# Workbench - legs stability question



## worker (30 Jan 2022)

I've recently started working on workbench designs which can be folded away as I live in a flat and can't leave it out all the time. I was quite lucky someone local to me gave away their old (but looks new!) solid oak worktops and two pieces 44mm x 94mm x 2400mm B&Q planed timber.

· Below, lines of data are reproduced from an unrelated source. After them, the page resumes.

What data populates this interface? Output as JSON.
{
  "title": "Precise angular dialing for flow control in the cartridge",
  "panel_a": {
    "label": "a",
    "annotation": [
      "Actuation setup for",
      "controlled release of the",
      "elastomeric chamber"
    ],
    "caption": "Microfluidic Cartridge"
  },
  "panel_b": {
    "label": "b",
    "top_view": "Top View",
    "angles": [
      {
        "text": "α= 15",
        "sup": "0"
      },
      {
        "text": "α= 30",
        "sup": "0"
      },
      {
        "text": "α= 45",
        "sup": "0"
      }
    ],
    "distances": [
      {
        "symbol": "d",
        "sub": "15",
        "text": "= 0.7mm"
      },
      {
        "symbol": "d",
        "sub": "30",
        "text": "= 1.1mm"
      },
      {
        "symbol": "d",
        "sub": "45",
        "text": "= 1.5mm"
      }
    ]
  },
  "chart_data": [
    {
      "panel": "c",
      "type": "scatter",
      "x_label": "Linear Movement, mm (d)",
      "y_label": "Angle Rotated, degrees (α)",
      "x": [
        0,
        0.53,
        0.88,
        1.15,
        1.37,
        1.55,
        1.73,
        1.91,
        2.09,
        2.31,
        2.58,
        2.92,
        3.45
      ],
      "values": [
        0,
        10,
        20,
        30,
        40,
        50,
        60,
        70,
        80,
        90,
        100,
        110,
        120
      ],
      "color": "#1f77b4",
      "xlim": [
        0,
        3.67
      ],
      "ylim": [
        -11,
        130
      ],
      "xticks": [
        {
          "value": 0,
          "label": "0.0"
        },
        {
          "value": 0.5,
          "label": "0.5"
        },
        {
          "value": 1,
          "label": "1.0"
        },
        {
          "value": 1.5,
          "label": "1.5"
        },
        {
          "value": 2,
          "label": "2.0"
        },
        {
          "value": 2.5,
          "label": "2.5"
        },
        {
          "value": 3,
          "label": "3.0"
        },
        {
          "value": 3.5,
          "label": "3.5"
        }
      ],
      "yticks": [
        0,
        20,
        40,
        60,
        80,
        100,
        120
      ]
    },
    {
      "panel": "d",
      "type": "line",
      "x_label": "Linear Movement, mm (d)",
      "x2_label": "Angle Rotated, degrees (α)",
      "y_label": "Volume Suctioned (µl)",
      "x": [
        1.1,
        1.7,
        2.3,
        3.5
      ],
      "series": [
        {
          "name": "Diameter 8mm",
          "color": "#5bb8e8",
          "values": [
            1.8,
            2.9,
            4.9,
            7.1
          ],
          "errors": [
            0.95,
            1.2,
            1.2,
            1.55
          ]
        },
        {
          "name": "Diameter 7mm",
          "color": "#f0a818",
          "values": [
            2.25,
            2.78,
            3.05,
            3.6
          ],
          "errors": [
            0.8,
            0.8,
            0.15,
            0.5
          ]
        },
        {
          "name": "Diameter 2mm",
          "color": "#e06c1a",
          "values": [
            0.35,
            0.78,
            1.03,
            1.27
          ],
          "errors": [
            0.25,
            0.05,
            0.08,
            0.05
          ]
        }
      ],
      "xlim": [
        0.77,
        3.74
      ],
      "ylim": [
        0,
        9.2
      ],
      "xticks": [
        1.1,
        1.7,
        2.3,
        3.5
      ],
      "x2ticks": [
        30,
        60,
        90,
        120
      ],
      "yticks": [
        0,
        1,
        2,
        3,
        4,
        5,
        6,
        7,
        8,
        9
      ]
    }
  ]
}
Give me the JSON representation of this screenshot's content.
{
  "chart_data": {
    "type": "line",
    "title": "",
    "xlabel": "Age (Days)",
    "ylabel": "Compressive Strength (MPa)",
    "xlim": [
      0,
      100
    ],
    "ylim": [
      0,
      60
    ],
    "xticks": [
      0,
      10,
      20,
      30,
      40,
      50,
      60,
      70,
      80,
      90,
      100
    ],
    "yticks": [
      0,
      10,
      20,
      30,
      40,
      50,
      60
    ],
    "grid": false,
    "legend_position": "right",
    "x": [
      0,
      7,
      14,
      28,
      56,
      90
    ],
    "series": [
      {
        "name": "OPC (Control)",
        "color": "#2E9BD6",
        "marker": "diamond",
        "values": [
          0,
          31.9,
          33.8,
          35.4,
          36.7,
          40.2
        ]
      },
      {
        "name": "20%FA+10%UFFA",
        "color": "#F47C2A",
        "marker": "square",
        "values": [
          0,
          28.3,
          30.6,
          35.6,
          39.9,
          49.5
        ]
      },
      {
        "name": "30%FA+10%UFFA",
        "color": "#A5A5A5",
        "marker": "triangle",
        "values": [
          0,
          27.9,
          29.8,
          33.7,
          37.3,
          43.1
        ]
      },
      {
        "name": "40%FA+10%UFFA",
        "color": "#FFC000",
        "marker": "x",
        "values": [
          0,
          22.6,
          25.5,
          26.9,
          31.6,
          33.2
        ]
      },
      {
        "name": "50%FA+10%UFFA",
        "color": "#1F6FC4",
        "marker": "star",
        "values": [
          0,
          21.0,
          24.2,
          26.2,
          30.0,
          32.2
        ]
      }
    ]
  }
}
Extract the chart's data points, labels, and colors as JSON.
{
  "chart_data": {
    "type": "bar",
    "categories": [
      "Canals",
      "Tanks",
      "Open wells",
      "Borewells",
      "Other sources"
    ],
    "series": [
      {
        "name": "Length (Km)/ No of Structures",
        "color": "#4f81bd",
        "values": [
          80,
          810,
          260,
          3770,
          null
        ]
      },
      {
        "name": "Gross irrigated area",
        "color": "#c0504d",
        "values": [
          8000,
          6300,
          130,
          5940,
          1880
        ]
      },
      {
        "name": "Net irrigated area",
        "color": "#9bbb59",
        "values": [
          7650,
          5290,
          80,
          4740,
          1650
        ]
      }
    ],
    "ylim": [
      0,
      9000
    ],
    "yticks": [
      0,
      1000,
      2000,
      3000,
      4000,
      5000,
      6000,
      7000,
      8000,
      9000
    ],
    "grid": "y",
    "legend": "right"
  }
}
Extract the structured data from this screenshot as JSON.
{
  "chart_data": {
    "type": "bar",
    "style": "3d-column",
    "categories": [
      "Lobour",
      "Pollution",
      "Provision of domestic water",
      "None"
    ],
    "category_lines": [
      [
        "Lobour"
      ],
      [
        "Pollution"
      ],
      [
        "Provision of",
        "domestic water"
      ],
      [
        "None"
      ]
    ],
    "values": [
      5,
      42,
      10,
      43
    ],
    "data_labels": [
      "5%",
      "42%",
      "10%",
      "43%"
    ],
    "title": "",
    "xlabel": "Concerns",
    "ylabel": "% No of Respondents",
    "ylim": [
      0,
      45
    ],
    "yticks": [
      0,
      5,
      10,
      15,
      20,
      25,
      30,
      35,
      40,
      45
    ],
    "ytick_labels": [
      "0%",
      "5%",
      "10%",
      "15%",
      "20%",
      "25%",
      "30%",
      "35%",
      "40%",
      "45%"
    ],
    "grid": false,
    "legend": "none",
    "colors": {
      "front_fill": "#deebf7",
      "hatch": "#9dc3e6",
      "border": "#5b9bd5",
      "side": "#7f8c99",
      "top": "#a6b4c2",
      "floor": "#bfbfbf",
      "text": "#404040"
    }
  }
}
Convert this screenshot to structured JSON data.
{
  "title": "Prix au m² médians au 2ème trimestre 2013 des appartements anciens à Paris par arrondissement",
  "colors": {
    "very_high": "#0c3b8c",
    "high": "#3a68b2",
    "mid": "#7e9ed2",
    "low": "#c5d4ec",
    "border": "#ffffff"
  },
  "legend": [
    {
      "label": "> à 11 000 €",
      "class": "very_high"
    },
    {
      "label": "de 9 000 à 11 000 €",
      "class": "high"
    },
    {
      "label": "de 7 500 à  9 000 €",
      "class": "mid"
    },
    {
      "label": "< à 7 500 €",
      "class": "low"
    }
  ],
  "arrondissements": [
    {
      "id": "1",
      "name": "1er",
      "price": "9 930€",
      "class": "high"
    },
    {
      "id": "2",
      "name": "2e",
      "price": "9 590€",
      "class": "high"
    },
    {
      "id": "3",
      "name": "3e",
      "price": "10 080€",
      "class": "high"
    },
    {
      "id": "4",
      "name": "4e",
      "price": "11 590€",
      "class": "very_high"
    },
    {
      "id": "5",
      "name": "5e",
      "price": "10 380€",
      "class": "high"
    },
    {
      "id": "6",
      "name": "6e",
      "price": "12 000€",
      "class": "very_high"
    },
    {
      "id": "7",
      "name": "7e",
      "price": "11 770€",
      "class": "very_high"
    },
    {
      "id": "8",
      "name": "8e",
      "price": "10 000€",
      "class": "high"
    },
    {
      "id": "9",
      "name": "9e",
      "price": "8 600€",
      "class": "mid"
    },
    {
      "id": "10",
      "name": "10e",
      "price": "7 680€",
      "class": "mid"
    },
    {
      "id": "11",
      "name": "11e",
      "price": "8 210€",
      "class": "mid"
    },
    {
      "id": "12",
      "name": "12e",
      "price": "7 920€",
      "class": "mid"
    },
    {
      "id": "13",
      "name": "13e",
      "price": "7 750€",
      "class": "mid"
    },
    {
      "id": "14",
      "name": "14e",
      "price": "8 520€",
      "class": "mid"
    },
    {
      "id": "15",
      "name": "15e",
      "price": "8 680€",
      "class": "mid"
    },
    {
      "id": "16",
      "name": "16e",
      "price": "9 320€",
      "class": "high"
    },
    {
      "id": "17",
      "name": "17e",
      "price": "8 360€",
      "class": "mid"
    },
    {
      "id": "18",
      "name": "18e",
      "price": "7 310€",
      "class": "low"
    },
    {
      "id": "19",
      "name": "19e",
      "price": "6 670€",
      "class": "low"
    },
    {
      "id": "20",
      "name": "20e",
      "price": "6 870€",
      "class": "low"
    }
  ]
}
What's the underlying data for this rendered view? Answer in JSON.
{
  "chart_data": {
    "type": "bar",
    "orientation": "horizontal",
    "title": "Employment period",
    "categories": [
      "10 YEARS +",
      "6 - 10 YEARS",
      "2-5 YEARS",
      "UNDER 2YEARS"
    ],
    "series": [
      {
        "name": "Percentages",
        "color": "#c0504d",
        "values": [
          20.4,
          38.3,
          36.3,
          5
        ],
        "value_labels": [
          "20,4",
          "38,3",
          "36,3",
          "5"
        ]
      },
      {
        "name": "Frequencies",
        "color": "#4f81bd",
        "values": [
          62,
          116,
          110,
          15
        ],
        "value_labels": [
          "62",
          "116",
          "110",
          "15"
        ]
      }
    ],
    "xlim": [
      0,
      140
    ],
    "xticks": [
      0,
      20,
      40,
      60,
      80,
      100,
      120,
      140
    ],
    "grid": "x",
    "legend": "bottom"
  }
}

Do you think using 44mm x 94mm as legs which are half lap jointed and cross braced with either a shelf or timber piece will give sufficient stability? Most workbench pictures I see have large posts as legs. I'd like to work with what I have although I will buy new material if necessary.


----------



## Ollie78 (30 Jan 2022)

Probably be fine. Its not the legs themselves that will be a weak point but where they join the top.
Make sure there is plenty of crossbracing and maybe some triangular "webs" of plywood could hinge out to provide stiffness by wedging into the corners between the legs and top etc.

Ollie


----------



## Molynoox (30 Jan 2022)

hand tools or power tools?
makes a big difference to the bench
also, a sketch could be handy


----------



## Phil Pascoe (30 Jan 2022)

As above, cross braces and gussets. Just try stretching a 2" x 1" - it's miles easier to bend than to stretch. Brace your bench in some way against a wall you intend to plane on it. Most traditional designs were ideal for times when everything including huge sections of timber were worked entirely by hand (that's why they're heavy and low) - for 99% of us 99% of the time the bulk isn't necessary ............ nice to have, but not necessary.


----------



## worker (31 Jan 2022)

I'll be working with hand tools. I don't have a sketch at the moment, just jotting down interesting ideas and links I can use. 

To give a sense of where I'm heading, my objective is to have something with the portability of  and the functionality of Knockdown English Workbench | Popular Woodworking

@Phil Pascoe - could you explain what you mean by "stretching a 2" x 1" - it's miles easier to bend than to stretch"?


----------



## Molynoox (31 Jan 2022)

If hand tools then I feel that big legs could be a good upgrade, then you can chisel over the top of one of the legs to get the needed stiffness for effective energy return. Depends how serious you are i suppose, you don't NEED mega stiffness, but it helps 
Martin


----------



## Jameshow (31 Jan 2022)

Unless regular knockdown portability is essential I would go for the second workbench much more robust and will not be outgrown so quickly.


----------